Clients know things change. And one common question in an estate planning meeting is: “Can I change my mind?” Quickly followed by, “Will you charge me for that?” Yes, probably. And yes.
As we all know, life goes on. Every person should, from time to time and after a major life event, review their estate plan to ensure a couple of things. First, that their goals are the same. And second, that those goals are actually captured in the plan. If you read your documents, and you are not sure what they mean, it’s a good idea to consult with an attorney.
Can I Make Changes?
If you find that you would like to make adjustments, you probably can. For most documents, changes can be made so long as you have the capacity to do so. “Capacity,” in an estate planning context, is called “testamentary capacity.” You have it if you know just three things:
1) your stuff — that you have assets and generally what they are,
2) your people — that you have loved ones and who they are (also known as “the natural objects of your bounty”), and
3) your plan — that your estate planning documents determine whether your stuff gets to your people (or not).

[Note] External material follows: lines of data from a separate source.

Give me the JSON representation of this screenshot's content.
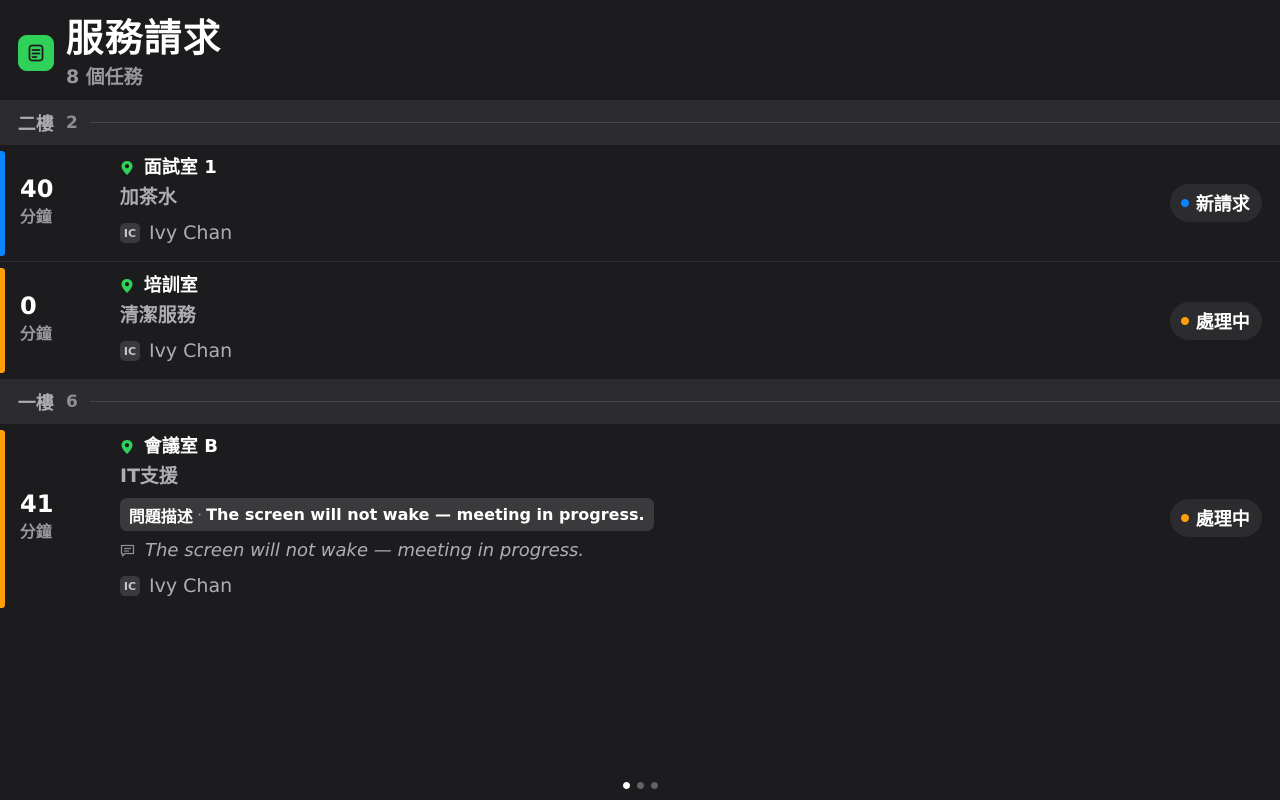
{
  "header": {
    "title": "服務請求",
    "task_count": "8 個任務",
    "icon": "note-icon",
    "icon_color": "#30d158"
  },
  "colors": {
    "new": "#0a84ff",
    "in_progress": "#ff9f0a",
    "location_pin": "#30d158"
  },
  "sections": [
    {
      "name": "二樓",
      "count": "2",
      "rows": [
        {
          "minutes": "40",
          "minutes_unit": "分鐘",
          "location": "面試室 1",
          "service": "加茶水",
          "assignee_initials": "IC",
          "assignee": "Ivy Chan",
          "status": "新請求",
          "status_type": "new"
        },
        {
          "minutes": "0",
          "minutes_unit": "分鐘",
          "location": "培訓室",
          "service": "清潔服務",
          "assignee_initials": "IC",
          "assignee": "Ivy Chan",
          "status": "處理中",
          "status_type": "in_progress"
        }
      ]
    },
    {
      "name": "一樓",
      "count": "6",
      "rows": [
        {
          "minutes": "41",
          "minutes_unit": "分鐘",
          "location": "會議室 B",
          "service": "IT支援",
          "description_label": "問題描述",
          "description_sep": "·",
          "description": "The screen will not wake — meeting in progress.",
          "note": "The screen will not wake — meeting in progress.",
          "assignee_initials": "IC",
          "assignee": "Ivy Chan",
          "status": "處理中",
          "status_type": "in_progress"
        }
      ]
    }
  ],
  "pagination": {
    "pages": 3,
    "current": 1
  }
}
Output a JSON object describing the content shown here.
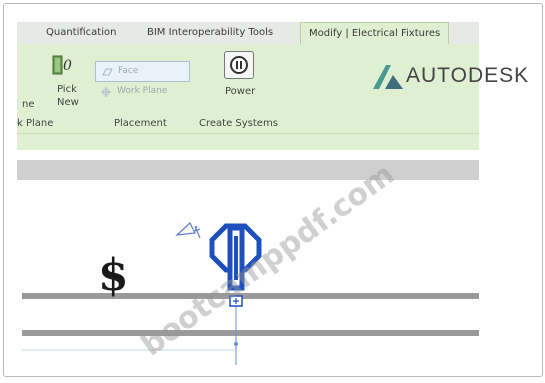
{
  "tabs": [
    {
      "label": "Quantification",
      "active": false
    },
    {
      "label": "BIM Interoperability Tools",
      "active": false
    },
    {
      "label": "Modify | Electrical Fixtures",
      "active": true
    }
  ],
  "ribbon": {
    "left_partial_label": "ne",
    "pick_new_label_1": "Pick",
    "pick_new_label_2": "New",
    "face_label": "Face",
    "work_plane_label": "Work Plane",
    "power_label": "Power",
    "panels": {
      "work_plane": "k Plane",
      "placement": "Placement",
      "create_systems": "Create Systems"
    }
  },
  "logo": {
    "text": "AUTODESK"
  },
  "canvas": {
    "symbol_text": "$",
    "watermark": "bootcamppdf.com"
  },
  "colors": {
    "ribbon_bg": "#dff0d2",
    "fixture_blue": "#1f4fbf",
    "wall_gray": "#9a9a9a"
  }
}
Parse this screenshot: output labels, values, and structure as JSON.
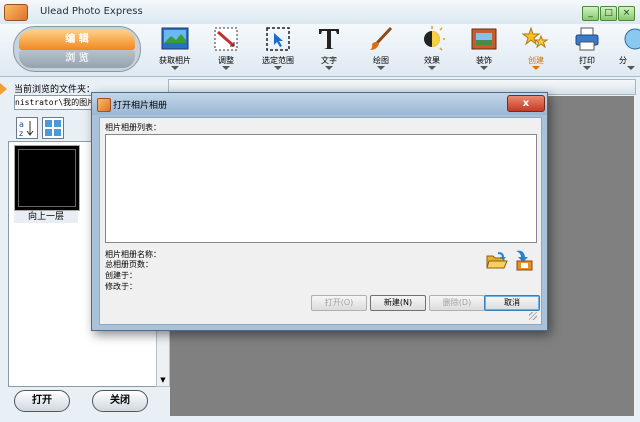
{
  "app": {
    "title": "Ulead Photo Express"
  },
  "mode": {
    "edit": "编 辑",
    "browse": "浏 览"
  },
  "toolbar": [
    {
      "label": "获取相片",
      "icon": "get-photo-icon"
    },
    {
      "label": "调整",
      "icon": "adjust-icon"
    },
    {
      "label": "选定范围",
      "icon": "select-range-icon"
    },
    {
      "label": "文字",
      "icon": "text-icon"
    },
    {
      "label": "绘图",
      "icon": "paint-brush-icon"
    },
    {
      "label": "效果",
      "icon": "effects-icon"
    },
    {
      "label": "装饰",
      "icon": "decorate-icon"
    },
    {
      "label": "创建",
      "icon": "create-icon",
      "active": true
    },
    {
      "label": "打印",
      "icon": "print-icon"
    },
    {
      "label": "分",
      "icon": "share-icon"
    }
  ],
  "left_panel": {
    "current_folder_label": "当前浏览的文件夹：",
    "path": "nistrator\\我的图片",
    "thumbnail_label": "向上一层",
    "open_button": "打开",
    "close_button": "关闭"
  },
  "dialog": {
    "title": "打开相片相册",
    "close": "x",
    "album_list_label": "相片相册列表：",
    "album_name_label": "相片相册名称：",
    "total_pages_label": "总相册页数：",
    "created_label": "创建于：",
    "modified_label": "修改于：",
    "buttons": {
      "open": "打开(O)",
      "new": "新建(N)",
      "delete": "删除(D)",
      "cancel": "取消"
    }
  },
  "colors": {
    "accent_orange": "#f0881e",
    "dialog_frame": "#a9c2d9",
    "close_red": "#c43a24"
  }
}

You need to know those elements when you initially sign your documents and again when you make any changes.
How to make changes depends on the documents you have.
Things Change: Wills
The central feature of many estate plans is a Will. A Will of course directs an executor (called a Personal Representative in Arizona) to distribute assets after death, usually to people or entities. An amendment to a Will is called a codicil.
Codicils are becoming rare because, thanks to the ability to save digital files, drafting a new Will that incorporates changes is just as easy, often easier, than creating a new document. Both wills and codicils have the same execution requirements. Signatures of the creator, or testator, and two witnesses are mandatory in Arizona. So, most of the time, the level of effort is about the same. Plus, having one document is easier than keeping track of and having to compare two. So you might as well start over.
Things Change: Trusts
The other major estate planning document is the revocable trust. It’s a will substitute that serves to organize your financial affairs during lifetime and helps avoid probate at death. Some trusts are “irrevocable.” But under some circumstances, they also can be changed. In Arizona, a trust is revocable unless its terms expressly provide that it is irrevocable. So if the trust doesn’t specify, it can be changed.
Trusts can be amended or revoked, and the trust terms should dictate requirements. Most require a signature of the person who created the trust. If there are two creators (common for married couples), trusts usually require both signatures. You may need to sign before a notary, or to deliver the amendment to the trustee, or take other steps.
Under Arizona law, if there is a method provided in the trust, and the trust states that the method is the exclusive method, “substantial compliance” will suffice. If there is no method listed or the method is not “expressly exclusive,” an amendment can be made by a later will, codicil, or other writing signed by the creator that indicates clear and convincing evidence of the person’s intent.
More About Trusts
If you become incapacitated, your agent under financial power of attorney can make trust amendments if you grant that power in the power of attorney document. No agent can change a will.
Even if you make major changes, you don’t have to revoke it and start over, as you would with a will. You can “restate” your trust with a document that revises all the trust provisions. Such a “Restatement” allows updates while retaining the name of the original trust and titling of the trust assets.
Note that if you have a trust and acquire new property, you usually don’t need an amendment. You probably can simply title the asset to the trust, but every situation is different, so if you aren’t sure, check with your attorney.
Things Change: Other Documents
Clients often think about their will or trust but forget to review other documents. That can result in unwelcome outcomes. Maybe you removed an estranged child from your will but not as back-up on the power of attorney or life insurance policy. The child could end up in charge of finances and receive the policy proceeds.
It’s a good idea to review your entire plan. Review appointees for agents (and alternates) on health care and financial powers of attorney. Execute new documents to make changes.
Review beneficiary designations on IRAs, 401(k)s, annuities, savings bonds, life insurance, etc. To make changes, request proper forms from the financial institutions.
In my life, things change a lot. Do I really need an attorney? Can’t I just cross out old provisions and write in new ones? Not the best idea, even if you add initials. The problems is, the new writing might be enough to revoke the old provision but not good enough to create a new one. For a Will, for instance, the new writing lacks witnesses. As a result, you might not get what you intended. That’s the opposite of what an estate plan is supposed to do.
Can I write my own new will or trust amendment? That’s a better idea, but still not ideal. Having an attorney assist helps ensure that your documents address any recent legal issues (in addition to the changes you want) and that you execute your documents correctly. And if someone suggests you didn’t know your stuff, your people, or your plan, that fact that you had counsel will help ward off the attack.